Mas, a Igreja oferece-nos um sem número de orações que também concretizam a vida de fé. Recordo apenas três que poderão orientar a nossa vida pessoal e comunitária.

A Lectio Divina é o colóquio com Deus, a partir da Sagrada Escritura, num ambiente pessoal ou comunitário de partilha de fé, sentimentos e interpelações. Graças a este modo de orar, podemos compreender a Palavra e sentir as interpelações que ela nos suscita. E, quando o amor reina entre todos, Deus está presente e leva-nos a discernir certas dimensões da nossa vida pessoal.

A Liturgia das Horas, com a oração dos salmos, consagra as horas de cada dia e integra-nos na belíssima realidade de sermos Povo de Deus. Um povo que marcha numa longa história de fidelidade a Deus. Ser fiel é um empreendimento de uma vida. Requer tempo, perseverança e sentido. A Liturgia das Horas é, por isso, alimento que nos recorda, ao fio das horas, este desejo de compromisso.

Se todos estes modos de promover encontros de vivência da fé necessitam de ocupar um lugar na pastoral, é necessário alertar para o valor da oração solitária e silenciosa.

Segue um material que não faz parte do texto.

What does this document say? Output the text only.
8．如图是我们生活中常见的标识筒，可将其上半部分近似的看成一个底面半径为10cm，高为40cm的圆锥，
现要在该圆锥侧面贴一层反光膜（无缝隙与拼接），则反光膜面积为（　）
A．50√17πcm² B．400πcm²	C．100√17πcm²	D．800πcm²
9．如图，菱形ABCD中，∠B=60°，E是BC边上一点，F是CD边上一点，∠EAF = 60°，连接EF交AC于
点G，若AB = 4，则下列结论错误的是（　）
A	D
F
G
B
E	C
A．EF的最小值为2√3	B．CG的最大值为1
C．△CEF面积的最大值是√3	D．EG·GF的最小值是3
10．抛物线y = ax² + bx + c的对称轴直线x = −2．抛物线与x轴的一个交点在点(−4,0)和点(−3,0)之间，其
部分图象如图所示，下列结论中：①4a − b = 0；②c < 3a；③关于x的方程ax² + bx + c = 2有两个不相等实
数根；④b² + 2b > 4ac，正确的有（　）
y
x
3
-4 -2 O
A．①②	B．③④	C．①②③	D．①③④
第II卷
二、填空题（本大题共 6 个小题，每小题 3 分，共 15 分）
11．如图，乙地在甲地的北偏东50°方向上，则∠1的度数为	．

Fechar-se num quarto ou ajoelhar-se diante de um sacrário, por breves ou longos momentos, é maravilhoso. Retempera energias e dá-nos uma felicidade tranquilizante. 

Este ano quisemos convidar para a Solenidade do Corpo de Deus os Institutos Religiosos e Seculares, masculinos e femininos. Estamos no Ano da Vida Consagrada. Não poderão estes Institutos dar corpo a grupos de oração, na cidade ou fora, que sejam rosto da acção evangelizadora da Igreja? Uma ou duas irmãs ou religiosos poderiam apresentar-se às paróquias e propor-lhes grupos de oração e formar responsáveis em ordem à continuidade, no momento em que tivessem de deixar o lugar. O carisma de cada um seria respeitado, sentir-se-iam extremamente úteis, sem prejudicar o trabalho comunitário, e estariam a corresponder ao pedido do Papa de saírem para ir ao encontro das pessoas onde elas se encontram, não só com preocupações sociais mas com vontade de crescer com outros no encontro com Cristo. Deixo esta sugestão que poderá marcar o ano da Vida Consagrada.

Numa perspectiva de viver a fé, quero ainda solicitar aos sacerdotes que pensem uma catequese, não só para crianças, sobre a presença real de Cristo na eucaristia e, consequentemente, nos sacrários. O sacrário deve ter um lugar de destaque nas igrejas e permitir que os cristãos entrem e se detenham, em primeiro lugar, num momento de oração. Depois, poderão ter as suas devoções. 

Pastoralmente falando, temos de restituir às igrejas a dimensão do sagrado. Não é possível continuar com a vulgarização e quase profanação dos lugares sagrados. As conversas são para o adro e as fotografias devem ter outros lugares. Pode parecer exagerado, mas há momentos em que as igrejas são autênticas feiras ou salas de espectáculos. Cresçamos na presença de Cristo e respeitemo-la com zelo.

Que Jesus Eucaristia seja a força para uma vida de fé e que a presença de Cristo nos proporcione momentos de verdadeiro encontro para encarar a vida com outra profundidade. Não desperdicemos o dom da presença real de Cristo. Aproveitemos esta graça.